Par ailleurs, les banques tiennent compte de la marge financière dont vous disposez après remboursement de l’emprunt :
- les célibataires doivent généralement conserver environ 1 000 à 1 100 €
- les couples environ 1 400 à 1 500 €
- par enfant à charge, il faut ajouter encore 100 à 150 €
Une marge de sécurité est indispensable
Attention : il est dangereux d’investir toutes vos économies dans votre logement. Comme on dit souvent : « on ne peut pas manger des briques ».
Personne n’est à l’abri de dépenses imprévues – une chaudière qui lâche, une baisse de revenus, une facture d’hôpital. Sans poire pour la soif, vous vous retrouverez vite en difficulté. C’est pourquoi les experts recommandent de mettre de côté environ 10 % de vos revenus en plus de votre emprunt et de vos charges fixes pour faire face aux imprévus.

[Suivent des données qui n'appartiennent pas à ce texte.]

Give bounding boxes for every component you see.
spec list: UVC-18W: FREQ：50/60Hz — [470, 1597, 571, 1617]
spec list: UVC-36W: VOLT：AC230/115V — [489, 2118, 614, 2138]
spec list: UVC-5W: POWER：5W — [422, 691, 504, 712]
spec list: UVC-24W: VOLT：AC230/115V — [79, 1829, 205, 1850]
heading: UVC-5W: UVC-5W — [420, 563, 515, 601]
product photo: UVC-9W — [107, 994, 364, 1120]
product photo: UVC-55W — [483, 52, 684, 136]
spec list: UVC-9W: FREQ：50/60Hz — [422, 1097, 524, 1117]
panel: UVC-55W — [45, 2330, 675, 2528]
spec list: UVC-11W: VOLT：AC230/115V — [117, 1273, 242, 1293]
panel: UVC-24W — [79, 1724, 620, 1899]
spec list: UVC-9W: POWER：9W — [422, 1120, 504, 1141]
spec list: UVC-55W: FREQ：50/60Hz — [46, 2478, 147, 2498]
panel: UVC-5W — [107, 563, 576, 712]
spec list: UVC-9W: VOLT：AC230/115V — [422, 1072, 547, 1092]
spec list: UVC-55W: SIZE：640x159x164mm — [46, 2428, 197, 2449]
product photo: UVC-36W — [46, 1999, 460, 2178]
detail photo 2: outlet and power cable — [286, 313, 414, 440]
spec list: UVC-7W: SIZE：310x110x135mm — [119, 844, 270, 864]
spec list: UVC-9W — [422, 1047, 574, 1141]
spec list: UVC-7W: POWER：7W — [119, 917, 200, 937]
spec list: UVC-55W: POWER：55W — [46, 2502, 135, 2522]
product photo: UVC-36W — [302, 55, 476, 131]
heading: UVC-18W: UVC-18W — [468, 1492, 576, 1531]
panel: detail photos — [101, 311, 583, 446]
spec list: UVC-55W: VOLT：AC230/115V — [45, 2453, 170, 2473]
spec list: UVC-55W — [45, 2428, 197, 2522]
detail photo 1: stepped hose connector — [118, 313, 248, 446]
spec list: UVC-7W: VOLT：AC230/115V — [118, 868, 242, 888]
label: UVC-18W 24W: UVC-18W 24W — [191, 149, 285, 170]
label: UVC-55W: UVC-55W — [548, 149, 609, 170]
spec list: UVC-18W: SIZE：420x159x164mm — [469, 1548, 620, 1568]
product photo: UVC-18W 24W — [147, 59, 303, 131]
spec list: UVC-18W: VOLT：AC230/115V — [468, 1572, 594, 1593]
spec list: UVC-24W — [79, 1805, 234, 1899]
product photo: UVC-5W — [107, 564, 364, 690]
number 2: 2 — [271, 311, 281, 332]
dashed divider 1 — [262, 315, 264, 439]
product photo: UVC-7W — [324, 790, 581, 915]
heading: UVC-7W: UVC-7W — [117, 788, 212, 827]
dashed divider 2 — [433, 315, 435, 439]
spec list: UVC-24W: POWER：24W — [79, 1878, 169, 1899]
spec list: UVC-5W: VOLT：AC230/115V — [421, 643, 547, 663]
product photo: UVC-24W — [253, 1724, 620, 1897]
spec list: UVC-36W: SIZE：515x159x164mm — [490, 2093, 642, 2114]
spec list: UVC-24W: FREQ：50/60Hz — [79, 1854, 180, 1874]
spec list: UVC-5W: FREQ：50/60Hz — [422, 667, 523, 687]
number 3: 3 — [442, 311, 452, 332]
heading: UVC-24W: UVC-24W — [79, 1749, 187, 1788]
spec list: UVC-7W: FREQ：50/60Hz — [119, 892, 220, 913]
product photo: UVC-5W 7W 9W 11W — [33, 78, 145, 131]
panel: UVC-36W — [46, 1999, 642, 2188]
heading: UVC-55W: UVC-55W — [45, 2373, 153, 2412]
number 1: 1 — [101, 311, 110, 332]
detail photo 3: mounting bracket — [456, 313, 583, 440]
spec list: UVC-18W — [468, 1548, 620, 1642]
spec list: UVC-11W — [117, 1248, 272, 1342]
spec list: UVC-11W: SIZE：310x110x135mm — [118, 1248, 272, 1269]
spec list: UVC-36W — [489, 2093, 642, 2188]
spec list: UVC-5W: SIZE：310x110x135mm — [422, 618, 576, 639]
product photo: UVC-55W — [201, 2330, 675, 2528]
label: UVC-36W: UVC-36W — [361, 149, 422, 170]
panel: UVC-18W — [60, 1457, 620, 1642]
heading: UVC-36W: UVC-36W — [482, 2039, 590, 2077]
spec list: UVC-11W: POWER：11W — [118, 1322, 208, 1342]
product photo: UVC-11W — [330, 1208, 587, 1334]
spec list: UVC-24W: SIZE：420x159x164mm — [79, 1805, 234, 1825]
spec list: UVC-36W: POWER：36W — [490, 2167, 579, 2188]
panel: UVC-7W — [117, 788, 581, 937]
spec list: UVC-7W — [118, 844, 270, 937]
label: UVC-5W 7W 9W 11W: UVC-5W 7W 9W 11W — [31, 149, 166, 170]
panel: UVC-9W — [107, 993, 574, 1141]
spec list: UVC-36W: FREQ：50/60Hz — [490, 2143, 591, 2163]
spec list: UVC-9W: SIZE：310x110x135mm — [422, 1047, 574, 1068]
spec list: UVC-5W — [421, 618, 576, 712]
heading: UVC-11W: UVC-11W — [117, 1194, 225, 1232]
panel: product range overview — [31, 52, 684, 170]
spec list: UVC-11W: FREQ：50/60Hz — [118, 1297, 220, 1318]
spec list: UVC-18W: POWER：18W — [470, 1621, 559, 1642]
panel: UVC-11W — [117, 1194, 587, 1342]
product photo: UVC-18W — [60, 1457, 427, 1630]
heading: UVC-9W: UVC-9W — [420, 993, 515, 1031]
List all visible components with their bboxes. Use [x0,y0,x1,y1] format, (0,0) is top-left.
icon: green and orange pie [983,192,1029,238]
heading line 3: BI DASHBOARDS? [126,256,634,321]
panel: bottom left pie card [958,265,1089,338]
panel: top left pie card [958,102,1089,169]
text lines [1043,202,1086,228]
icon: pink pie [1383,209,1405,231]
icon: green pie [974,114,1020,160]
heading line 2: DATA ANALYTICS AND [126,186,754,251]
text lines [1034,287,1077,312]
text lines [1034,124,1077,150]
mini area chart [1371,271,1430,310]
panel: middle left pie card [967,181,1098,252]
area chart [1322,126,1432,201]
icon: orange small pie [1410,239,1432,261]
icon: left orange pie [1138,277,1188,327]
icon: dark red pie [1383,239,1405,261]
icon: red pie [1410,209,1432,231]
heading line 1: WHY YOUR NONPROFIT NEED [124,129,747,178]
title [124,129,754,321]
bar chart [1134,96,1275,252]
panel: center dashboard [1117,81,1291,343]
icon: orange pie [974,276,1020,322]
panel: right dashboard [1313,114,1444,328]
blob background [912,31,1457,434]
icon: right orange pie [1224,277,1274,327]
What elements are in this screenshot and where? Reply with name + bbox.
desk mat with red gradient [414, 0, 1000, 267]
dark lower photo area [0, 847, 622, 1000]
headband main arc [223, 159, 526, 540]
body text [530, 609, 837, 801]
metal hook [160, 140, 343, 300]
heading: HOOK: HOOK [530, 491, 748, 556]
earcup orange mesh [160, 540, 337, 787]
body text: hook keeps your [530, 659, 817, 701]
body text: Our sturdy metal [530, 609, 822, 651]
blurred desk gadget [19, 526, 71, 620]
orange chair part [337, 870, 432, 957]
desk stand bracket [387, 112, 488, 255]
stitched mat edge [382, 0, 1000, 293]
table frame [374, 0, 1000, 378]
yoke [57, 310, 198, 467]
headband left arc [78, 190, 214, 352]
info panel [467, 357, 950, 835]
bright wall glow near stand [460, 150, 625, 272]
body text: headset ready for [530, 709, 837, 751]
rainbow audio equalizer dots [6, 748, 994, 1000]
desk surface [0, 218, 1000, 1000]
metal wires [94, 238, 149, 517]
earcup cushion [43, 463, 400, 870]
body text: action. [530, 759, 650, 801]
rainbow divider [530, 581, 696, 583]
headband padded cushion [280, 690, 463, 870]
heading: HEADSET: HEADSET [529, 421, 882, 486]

Vous conserverez ainsi une marge de manœuvre financière, même après l’achat du logement de vos rêves.
Un exemple concret
Supposons que vous achetiez une habitation principale de 380 000 € en Wallonie.
- Vous pouvez emprunter 100 % du prix d’achat.
- Les frais supplémentaires s’élèvent à environ 26 600 €.
- Vous devez payer vous-même ce montant.
Un revenu net commun d’au moins 3 940 € par mois vous place largement dans les clous des critères d’emprunt pour cette situation.
Plus accessible que vous ne le croyez
L’idée tenace selon laquelle il faudrait un apport de 20 % pour acheter est donc erronée. Les règles dérogatoires permettent, en fonction de vos revenus, d’acheter votre première résidence avec un apport personnel plus modeste. Bien sûr, plus vos fonds propres seront élevés, plus vos conditions seront avantageuses – mais n’abandonnez pas vos rêves de devenir propriétaire simplement parce que vous ne disposez pas d’un capital important.